Benchmarking Classification Pipelines Within and Across Sessions on the PhysioNet EEG Dataset
Date:
Authors: Yiming Shen, David Degras (University of Massachusetts Boston)
Abstract
Electroencephalography (EEG) remains a cornerstone of noninvasive brain-computer interfaces (BCI) due to its affordability and temporal resolution. However, classification accuracy often drops between sessions due to non-stationarity caused by changes in electrode placement, hardware, or physiology.
This talk presents a rigorous benchmark of feature extraction and classification methods on the open PhysioNet MI dataset (109 participants, 12 sessions, 64-channel EEG), aiming to replicate results from the Mother of all BCI Benchmark (MOABB) and explore new strategies for cross-session classification.
Methodology
We utilized nested cross-validation to select hyperparameters and evaluate the following pipelines:
- Feature Extraction: Log-variance, Common Spatial Patterns (CSP), Filter Bank CSP (FBCSP), Covariance-Matrix Tangent Space (TS), and Augmented Covariance Matrices mapped to Tangent Space (ACM-TS).
- Classifiers: Linear Discriminant Analysis (LDA), Support Vector Machines (SVM), Elastic Net Logistic Regression (EL), Riemannian Minimum Distance to Mean (MDM), and Multinomial Logistic Regression (LR).

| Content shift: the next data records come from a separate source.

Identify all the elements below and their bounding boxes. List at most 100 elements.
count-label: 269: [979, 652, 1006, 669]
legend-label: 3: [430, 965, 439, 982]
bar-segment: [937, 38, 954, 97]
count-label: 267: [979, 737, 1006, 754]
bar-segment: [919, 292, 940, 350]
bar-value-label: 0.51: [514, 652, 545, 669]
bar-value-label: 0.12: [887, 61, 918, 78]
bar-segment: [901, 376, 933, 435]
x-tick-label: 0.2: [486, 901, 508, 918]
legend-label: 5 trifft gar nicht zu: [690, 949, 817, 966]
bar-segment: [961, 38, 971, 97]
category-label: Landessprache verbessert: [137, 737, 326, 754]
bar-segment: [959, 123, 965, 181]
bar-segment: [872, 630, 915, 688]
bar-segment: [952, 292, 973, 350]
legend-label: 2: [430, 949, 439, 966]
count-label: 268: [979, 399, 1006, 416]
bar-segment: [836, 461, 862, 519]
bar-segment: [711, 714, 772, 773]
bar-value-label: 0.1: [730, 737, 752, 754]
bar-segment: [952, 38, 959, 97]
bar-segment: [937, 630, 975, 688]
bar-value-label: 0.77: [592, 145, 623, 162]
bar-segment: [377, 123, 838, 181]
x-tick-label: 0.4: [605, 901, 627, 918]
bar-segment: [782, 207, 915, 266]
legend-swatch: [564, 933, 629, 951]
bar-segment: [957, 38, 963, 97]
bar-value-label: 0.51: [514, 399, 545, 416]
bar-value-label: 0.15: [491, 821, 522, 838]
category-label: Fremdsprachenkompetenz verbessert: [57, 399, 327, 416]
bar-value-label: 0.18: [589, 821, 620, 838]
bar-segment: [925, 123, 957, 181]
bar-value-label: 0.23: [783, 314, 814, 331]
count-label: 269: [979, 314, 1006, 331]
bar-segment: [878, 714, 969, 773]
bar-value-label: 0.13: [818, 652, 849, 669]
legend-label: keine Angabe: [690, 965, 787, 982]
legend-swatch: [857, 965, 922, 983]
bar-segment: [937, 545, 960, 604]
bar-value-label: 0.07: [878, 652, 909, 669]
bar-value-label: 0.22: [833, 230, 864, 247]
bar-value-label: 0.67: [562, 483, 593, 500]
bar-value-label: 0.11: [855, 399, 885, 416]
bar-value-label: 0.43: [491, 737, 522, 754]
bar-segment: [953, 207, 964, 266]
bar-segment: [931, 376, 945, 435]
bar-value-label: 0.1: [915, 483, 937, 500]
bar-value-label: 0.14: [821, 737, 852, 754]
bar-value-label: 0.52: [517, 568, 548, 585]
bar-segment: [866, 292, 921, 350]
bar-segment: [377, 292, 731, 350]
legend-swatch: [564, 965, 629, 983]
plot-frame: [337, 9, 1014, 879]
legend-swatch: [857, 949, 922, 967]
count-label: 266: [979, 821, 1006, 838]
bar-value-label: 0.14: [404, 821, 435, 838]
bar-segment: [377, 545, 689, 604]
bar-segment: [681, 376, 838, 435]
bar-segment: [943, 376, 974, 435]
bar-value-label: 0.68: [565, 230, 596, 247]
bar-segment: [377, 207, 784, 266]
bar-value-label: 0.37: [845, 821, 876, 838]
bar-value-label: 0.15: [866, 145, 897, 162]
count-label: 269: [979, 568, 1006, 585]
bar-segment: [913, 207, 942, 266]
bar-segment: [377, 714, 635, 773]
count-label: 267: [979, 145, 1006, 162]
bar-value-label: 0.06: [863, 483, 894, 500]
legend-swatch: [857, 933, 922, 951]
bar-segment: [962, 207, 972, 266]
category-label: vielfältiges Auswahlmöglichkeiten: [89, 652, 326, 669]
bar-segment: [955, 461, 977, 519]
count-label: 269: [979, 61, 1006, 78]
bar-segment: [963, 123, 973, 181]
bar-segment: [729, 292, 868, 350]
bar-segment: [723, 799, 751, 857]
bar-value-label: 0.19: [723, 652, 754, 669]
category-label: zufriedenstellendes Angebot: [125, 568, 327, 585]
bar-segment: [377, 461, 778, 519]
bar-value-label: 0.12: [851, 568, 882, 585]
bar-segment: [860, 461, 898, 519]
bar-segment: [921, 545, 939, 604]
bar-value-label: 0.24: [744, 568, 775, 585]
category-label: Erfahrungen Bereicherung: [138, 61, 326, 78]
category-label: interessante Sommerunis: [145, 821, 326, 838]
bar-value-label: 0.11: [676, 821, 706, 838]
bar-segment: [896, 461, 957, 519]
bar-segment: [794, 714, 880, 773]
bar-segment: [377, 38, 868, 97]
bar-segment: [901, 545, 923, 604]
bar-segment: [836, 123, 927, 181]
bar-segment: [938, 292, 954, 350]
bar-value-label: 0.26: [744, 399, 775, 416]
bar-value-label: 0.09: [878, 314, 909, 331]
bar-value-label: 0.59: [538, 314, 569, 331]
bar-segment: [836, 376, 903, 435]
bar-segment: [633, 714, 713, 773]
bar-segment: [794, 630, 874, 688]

- Cross-Session / Domain Adaptation (DA): To address session drift, we employed Transfer Component Analysis (TCA), Subspace Alignment (SA), and Correlation Alignment (CORAL), utilizing strategies for DA with 3 or more sessions.
Results & Contributions
- Performance: Mean accuracies across subjects and sessions ranged from 54% to 72%, significantly exceeding the chance level of 33%.
- Reproducibility: By combining a modular feature-classifier design with rigorous validation, this work provides a realistic benchmark for multi-class MI decoding.
- Open Source: We introduced an open-source R implementation to allow for rapid prototyping and fair comparison of future methods.